Balancing strong privacy guarantees with high predictive performance is critical for time series forecasting (TSF) tasks involving Electronic Health Records (EHR). In this study, we explore how data augmentation can mitigate Membership Inference Attacks (MIA) on TSF models. We show that retraining with synthetic data can substantially reduce the effectiveness of loss-based MIAs by reducing the attacker's true-positive to false-positive ratio. The key challenge is generating synthetic samples that closely resemble the original training data to confuse the attacker, while also introducing enough novelty to enhance the model's ability to generalize to unseen data. We examine multiple augmentation strategies - Zeroth-Order Optimization (ZOO), a variant of ZOO constrained by Principal Component Analysis (ZOO-PCA), and MixUp - to strengthen model resilience without sacrificing accuracy. Our experimental results show that ZOO-PCA yields the best reductions in TPR/FPR ratio for MIA attacks without sacrificing performance on test data.

Paper Structure

This paper contains 24 sections, 9 equations, 5 figures, 6 tables.

Figures (5)

  • Figure 1: The process of time series forecasting for irregularly sampled medical time series data. Real-world data is binned into hourly buckets. The binned data is then transformed into embeddings using a Dense Encoder Embedding Function, capturing the embeddings relevant for the augmentation process. The embeddings are processed by a Transformer encoder, which learns contextual representations. An iterative multistep forecasting (IMS) decoder with autoregressive properties generates forecasts.
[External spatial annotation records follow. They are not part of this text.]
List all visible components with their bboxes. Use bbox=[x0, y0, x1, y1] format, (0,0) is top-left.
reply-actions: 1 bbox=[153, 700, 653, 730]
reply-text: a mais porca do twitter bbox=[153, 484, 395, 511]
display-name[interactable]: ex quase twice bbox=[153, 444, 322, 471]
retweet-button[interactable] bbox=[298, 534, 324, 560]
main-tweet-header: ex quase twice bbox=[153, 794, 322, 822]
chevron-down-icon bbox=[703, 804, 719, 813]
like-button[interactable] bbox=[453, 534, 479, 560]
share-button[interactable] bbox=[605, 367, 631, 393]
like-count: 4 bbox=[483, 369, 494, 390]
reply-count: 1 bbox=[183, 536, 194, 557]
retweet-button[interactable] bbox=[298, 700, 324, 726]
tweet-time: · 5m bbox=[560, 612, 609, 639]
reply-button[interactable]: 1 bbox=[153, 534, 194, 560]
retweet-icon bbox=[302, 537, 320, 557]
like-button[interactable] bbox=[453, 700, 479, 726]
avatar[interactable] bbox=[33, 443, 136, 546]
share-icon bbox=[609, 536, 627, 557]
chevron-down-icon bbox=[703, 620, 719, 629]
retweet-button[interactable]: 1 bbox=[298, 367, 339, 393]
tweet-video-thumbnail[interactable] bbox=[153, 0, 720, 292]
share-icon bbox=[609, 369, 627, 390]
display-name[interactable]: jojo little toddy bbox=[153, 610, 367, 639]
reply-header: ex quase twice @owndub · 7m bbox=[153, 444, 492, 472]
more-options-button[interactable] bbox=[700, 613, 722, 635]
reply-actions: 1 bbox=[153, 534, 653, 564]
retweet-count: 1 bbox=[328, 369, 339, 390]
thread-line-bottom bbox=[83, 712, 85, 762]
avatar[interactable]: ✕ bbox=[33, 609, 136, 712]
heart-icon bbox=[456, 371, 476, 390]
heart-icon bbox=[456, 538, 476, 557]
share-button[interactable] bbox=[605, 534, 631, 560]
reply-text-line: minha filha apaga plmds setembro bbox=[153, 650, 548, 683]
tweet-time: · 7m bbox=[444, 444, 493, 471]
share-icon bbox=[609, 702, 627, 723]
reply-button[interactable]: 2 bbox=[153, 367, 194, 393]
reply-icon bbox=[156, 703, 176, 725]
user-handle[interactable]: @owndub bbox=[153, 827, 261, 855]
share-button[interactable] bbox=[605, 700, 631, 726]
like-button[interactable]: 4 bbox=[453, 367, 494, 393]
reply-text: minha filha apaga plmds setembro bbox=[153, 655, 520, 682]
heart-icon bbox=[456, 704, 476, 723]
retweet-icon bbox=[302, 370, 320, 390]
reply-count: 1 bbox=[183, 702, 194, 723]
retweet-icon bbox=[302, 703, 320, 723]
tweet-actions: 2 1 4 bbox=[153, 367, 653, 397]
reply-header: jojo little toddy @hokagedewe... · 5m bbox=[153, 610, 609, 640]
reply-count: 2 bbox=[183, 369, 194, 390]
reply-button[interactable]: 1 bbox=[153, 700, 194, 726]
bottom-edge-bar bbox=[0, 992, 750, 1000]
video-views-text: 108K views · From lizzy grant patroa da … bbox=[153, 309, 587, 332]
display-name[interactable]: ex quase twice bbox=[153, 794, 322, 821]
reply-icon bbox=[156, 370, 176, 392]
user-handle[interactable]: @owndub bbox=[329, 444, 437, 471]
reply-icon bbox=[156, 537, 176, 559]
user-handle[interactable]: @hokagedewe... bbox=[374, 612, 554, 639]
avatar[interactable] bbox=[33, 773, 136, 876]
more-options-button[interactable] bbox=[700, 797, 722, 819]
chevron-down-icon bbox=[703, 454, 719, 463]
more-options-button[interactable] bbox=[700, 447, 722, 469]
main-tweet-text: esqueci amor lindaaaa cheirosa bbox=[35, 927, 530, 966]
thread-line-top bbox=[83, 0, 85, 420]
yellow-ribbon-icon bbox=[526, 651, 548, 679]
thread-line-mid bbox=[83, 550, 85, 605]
  • Figure 2: The bar plots (right axis) show the average number of different clinical variables recorded per patient per hour after admission (multiple measurements of the same variable within one hour are deleted during binning). These counts remain relatively stable over time for both MIMIC (orange) and eICU (blue). In contrast, the line plots (left axis) display the number of patients contributing to each 4-hour sliding window, which declines over time -- more sharply in eICU -- reflecting the decreasing number of long-staying patients.
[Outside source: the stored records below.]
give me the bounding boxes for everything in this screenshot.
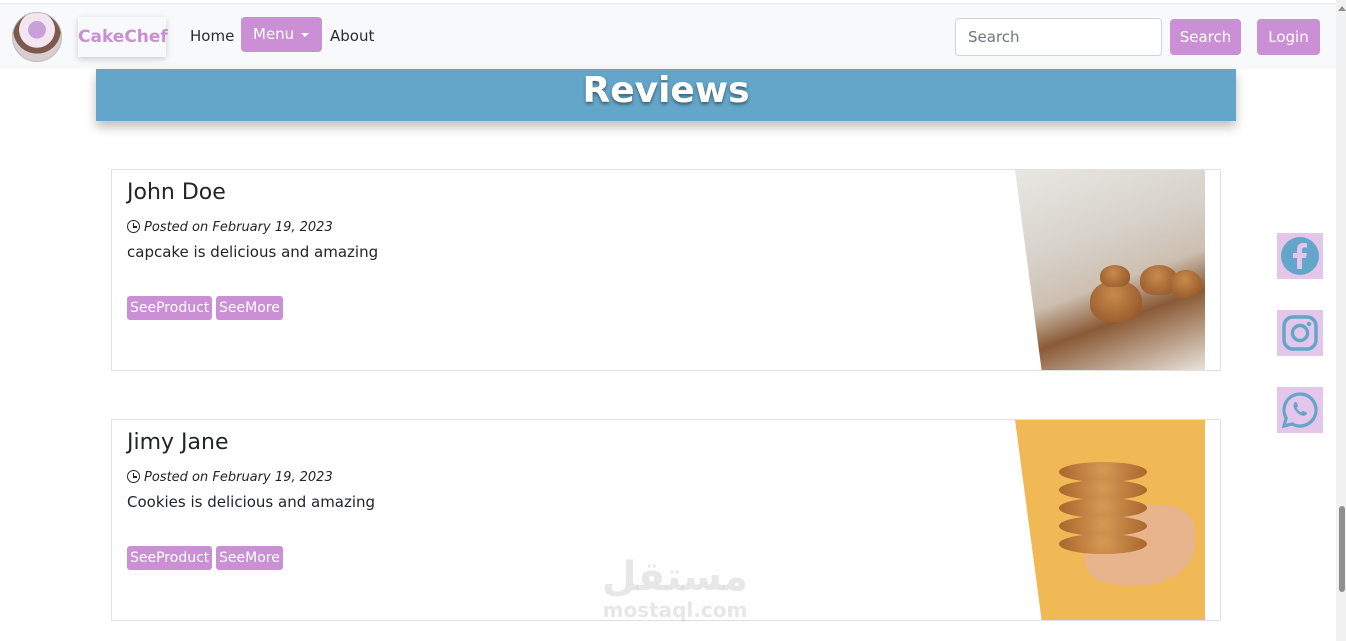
- clock-icon: [127, 220, 140, 233]
- instagram-icon: [1282, 315, 1318, 351]
- search-button[interactable]: Search: [1170, 19, 1241, 55]
- see-product-button[interactable]: SeeProduct: [127, 296, 213, 320]
- menu-label: Menu: [253, 25, 295, 43]
- reviews-banner: Reviews: [96, 69, 1236, 121]
- muffins-photo: [1015, 170, 1205, 370]
- cookies-photo: [1015, 420, 1205, 620]
- navbar: CakeChef Home Menu About Search Login: [0, 3, 1336, 69]
- nav-home-link[interactable]: Home: [190, 27, 234, 45]
- scrollbar-thumb[interactable]: [1339, 506, 1345, 592]
- review-date-text: Posted on February 19, 2023: [144, 220, 333, 235]
- review-date: Posted on February 19, 2023: [127, 470, 333, 485]
- brand-name[interactable]: CakeChef: [78, 17, 168, 57]
- review-date-text: Posted on February 19, 2023: [144, 470, 333, 485]
- see-more-button[interactable]: SeeMore: [216, 546, 283, 570]
- reviewer-name: John Doe: [127, 180, 226, 205]
- whatsapp-link[interactable]: [1277, 387, 1323, 433]
- reviewer-name: Jimy Jane: [127, 430, 229, 455]
- facebook-link[interactable]: [1277, 233, 1323, 279]
- scroll-up-icon[interactable]: [1338, 6, 1346, 11]
- page: CakeChef Home Menu About Search Login Re…: [0, 0, 1346, 641]
- watermark: مستقل mostaql.com: [590, 555, 760, 621]
- see-more-button[interactable]: SeeMore: [216, 296, 283, 320]
- whatsapp-icon: [1281, 392, 1318, 429]
- facebook-icon: [1281, 237, 1319, 275]
- see-product-button[interactable]: SeeProduct: [127, 546, 213, 570]
- logo-image[interactable]: [12, 12, 62, 62]
- watermark-arabic: مستقل: [601, 554, 749, 600]
- instagram-link[interactable]: [1277, 310, 1323, 356]
- review-date: Posted on February 19, 2023: [127, 220, 333, 235]
- review-card: John Doe Posted on February 19, 2023 cap…: [111, 169, 1221, 371]
- review-text: capcake is delicious and amazing: [127, 243, 379, 261]
- nav-about-link[interactable]: About: [330, 27, 374, 45]
- search-input[interactable]: [955, 18, 1162, 56]
- caret-down-icon: [301, 33, 309, 37]
- clock-icon: [127, 470, 140, 483]
- page-title: Reviews: [582, 70, 750, 111]
- login-button[interactable]: Login: [1257, 19, 1320, 55]
- watermark-latin: mostaql.com: [602, 598, 748, 622]
- review-text: Cookies is delicious and amazing: [127, 493, 376, 511]
- menu-dropdown-button[interactable]: Menu: [241, 17, 322, 52]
  • Figure 3: MIMIC-III: ROC curves (log-log scaling) for varying thresholds of loss-based MIAs on models trained with and without data augmentation. Upper plot magnifies the area for FPR $<$ 0.1%. The DP-SGD curve (not shown) is nearly indistinguishable from the diagonal, representing random guessing.
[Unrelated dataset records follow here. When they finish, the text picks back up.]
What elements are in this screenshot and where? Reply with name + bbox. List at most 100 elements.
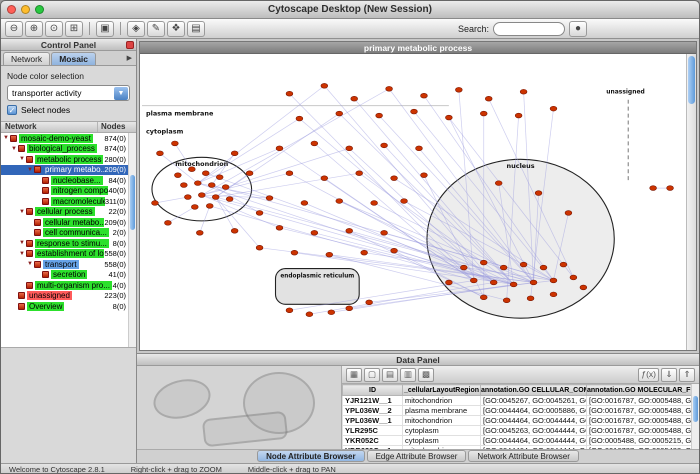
tree-row[interactable]: ▼transport558(0)	[1, 259, 136, 270]
network-node[interactable]	[527, 296, 534, 301]
network-node[interactable]	[286, 91, 293, 96]
network-node[interactable]	[480, 111, 487, 116]
network-node[interactable]	[346, 228, 353, 233]
zoom-out-icon[interactable]: ⊖	[5, 21, 23, 37]
network-edge[interactable]	[198, 86, 325, 183]
network-node[interactable]	[356, 171, 363, 176]
column-header[interactable]: ID	[343, 385, 403, 396]
network-node[interactable]	[480, 260, 487, 265]
select-nodes-checkbox-row[interactable]: ✓ Select nodes	[7, 105, 130, 115]
table-cell[interactable]: plasma membrane	[403, 406, 481, 416]
delete-attribute-icon[interactable]: ▩	[418, 368, 434, 382]
expand-icon[interactable]: ▼	[3, 135, 10, 141]
network-node[interactable]	[495, 181, 502, 186]
export-attributes-icon[interactable]: ⇑	[679, 368, 695, 382]
network-node[interactable]	[256, 245, 263, 250]
network-node[interactable]	[206, 204, 213, 209]
select-attributes-icon[interactable]: ▦	[346, 368, 362, 382]
network-node[interactable]	[301, 201, 308, 206]
table-row[interactable]: YJR121W__1mitochondrion[GO:0045267, GO:0…	[343, 396, 693, 406]
network-node[interactable]	[515, 113, 522, 118]
tree-row[interactable]: multi-organism pro...4(0)	[1, 280, 136, 291]
table-cell[interactable]: mitochondrion	[403, 416, 481, 426]
network-node[interactable]	[386, 86, 393, 91]
network-node[interactable]	[165, 220, 172, 225]
tree-scrollbar[interactable]	[128, 133, 136, 347]
network-node[interactable]	[480, 295, 487, 300]
network-node[interactable]	[208, 183, 215, 188]
network-overview-thumbnail[interactable]	[137, 366, 342, 449]
expand-icon[interactable]: ▼	[19, 209, 26, 215]
tab-mosaic[interactable]: Mosaic	[51, 52, 96, 65]
tree-row[interactable]: ▼response to stimu...8(0)	[1, 238, 136, 249]
network-node[interactable]	[196, 230, 203, 235]
table-cell[interactable]: YPL036W__2	[343, 406, 403, 416]
network-node[interactable]	[212, 195, 219, 200]
import-attributes-icon[interactable]: ⇓	[661, 368, 677, 382]
network-canvas[interactable]: plasma membranecytoplasmmitochondrionnuc…	[140, 54, 686, 350]
network-node[interactable]	[328, 310, 335, 315]
tree-row[interactable]: nitrogen compo...40(0)	[1, 186, 136, 197]
table-scrollbar[interactable]	[691, 384, 699, 449]
network-node[interactable]	[184, 195, 191, 200]
network-node[interactable]	[455, 87, 462, 92]
zoom-selected-icon[interactable]: ⊙	[45, 21, 63, 37]
network-node[interactable]	[565, 211, 572, 216]
table-cell[interactable]: [GO:0016787, GO:0005488, GO:0005215, GO:…	[587, 426, 693, 436]
select-columns-icon[interactable]: ▥	[400, 368, 416, 382]
tab-node-attribute-browser[interactable]: Node Attribute Browser	[257, 450, 365, 462]
table-cell[interactable]: [GO:0045267, GO:0045261, GO:0044444, G..…	[481, 396, 587, 406]
network-node[interactable]	[291, 250, 298, 255]
table-cell[interactable]: [GO:0045263, GO:0044444, GO:0044424, G..…	[481, 426, 587, 436]
network-node[interactable]	[421, 173, 428, 178]
tree-row[interactable]: ▼biological_process874(0)	[1, 144, 136, 155]
network-node[interactable]	[520, 262, 527, 267]
network-node[interactable]	[391, 176, 398, 181]
column-header[interactable]: annotation.GO MOLECULAR_FUNCTION	[587, 385, 693, 396]
tree-col-network[interactable]: Network	[1, 122, 98, 132]
column-header[interactable]: _cellularLayoutRegion	[403, 385, 481, 396]
first-neighbors-icon[interactable]: ◈	[127, 21, 145, 37]
table-cell[interactable]: [GO:0044464, GO:0005886, GO:0044444, G..…	[481, 406, 587, 416]
network-node[interactable]	[311, 141, 318, 146]
network-node[interactable]	[321, 83, 328, 88]
table-row[interactable]: YKR052Ccytoplasm[GO:0044464, GO:0044444,…	[343, 436, 693, 446]
expand-icon[interactable]: ▼	[19, 156, 26, 162]
table-cell[interactable]: cytoplasm	[403, 426, 481, 436]
table-cell[interactable]: [GO:0005488, GO:0005215, GO:0015075, G..…	[587, 436, 693, 446]
search-input[interactable]	[493, 22, 565, 36]
tab-network[interactable]: Network	[3, 52, 50, 65]
table-cell[interactable]: [GO:0016787, GO:0005488, GO:0005215, G..…	[587, 446, 693, 450]
annotation-icon[interactable]: ✎	[147, 21, 165, 37]
table-cell[interactable]: mitochondrion	[403, 396, 481, 406]
network-node[interactable]	[276, 225, 283, 230]
tree-row[interactable]: nucleobase...84(0)	[1, 175, 136, 186]
window-zoom-button[interactable]	[35, 5, 44, 14]
network-vertical-scrollbar[interactable]	[686, 54, 696, 350]
expand-icon[interactable]: ▼	[27, 167, 34, 173]
network-node[interactable]	[174, 173, 181, 178]
network-node[interactable]	[667, 186, 674, 191]
network-node[interactable]	[381, 230, 388, 235]
network-node[interactable]	[202, 171, 209, 176]
tree-row[interactable]: unassigned223(0)	[1, 291, 136, 302]
network-node[interactable]	[198, 193, 205, 198]
table-cell[interactable]: YJR121W__1	[343, 396, 403, 406]
table-cell[interactable]: YLR295C	[343, 426, 403, 436]
network-svg[interactable]: plasma membranecytoplasmmitochondrionnuc…	[140, 54, 686, 350]
network-edge[interactable]	[155, 197, 188, 203]
table-cell[interactable]: mitochondrion	[403, 446, 481, 450]
network-edge[interactable]	[216, 173, 359, 197]
network-node[interactable]	[445, 280, 452, 285]
table-cell[interactable]: [GO:0044464, GO:0044444, GO:0044424, G..…	[481, 436, 587, 446]
network-node[interactable]	[321, 176, 328, 181]
network-node[interactable]	[371, 201, 378, 206]
tree-col-nodes[interactable]: Nodes	[98, 122, 136, 132]
table-cell[interactable]: [GO:0016787, GO:0005488, GO:0005215, G..…	[587, 416, 693, 426]
network-edge[interactable]	[216, 197, 260, 248]
network-node[interactable]	[226, 197, 233, 202]
tree-row[interactable]: secretion41(0)	[1, 270, 136, 281]
network-node[interactable]	[580, 285, 587, 290]
network-node[interactable]	[336, 199, 343, 204]
tree-row[interactable]: Overview8(0)	[1, 301, 136, 312]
  • Figure 4: eICU: ROC curves (log-log scaling) for varying thresholds of loss-based MIAs on models trained with and without data augmentation. Upper plot magnifies the area for FPR $<$ 0.1%. The DP-SGD curve (not shown) is nearly indistinguishable from the diagonal, representing random guessing.
  • Figure 5: TPR/FPR ratio of MIAs against generalization performance on test data on MIMIC-III (top) resp. eICU (bottom). The size of the interpolation parameter $\alpha \in \{0, \frac{1}{4}, \frac{1}{2}, \frac{3}{4}, 1\}$ for ZOO and ZOO-PCA, resp. $\beta \in \{0.2,1,5\}$ for MixUp in data augmentation is indicated by the size of the ball.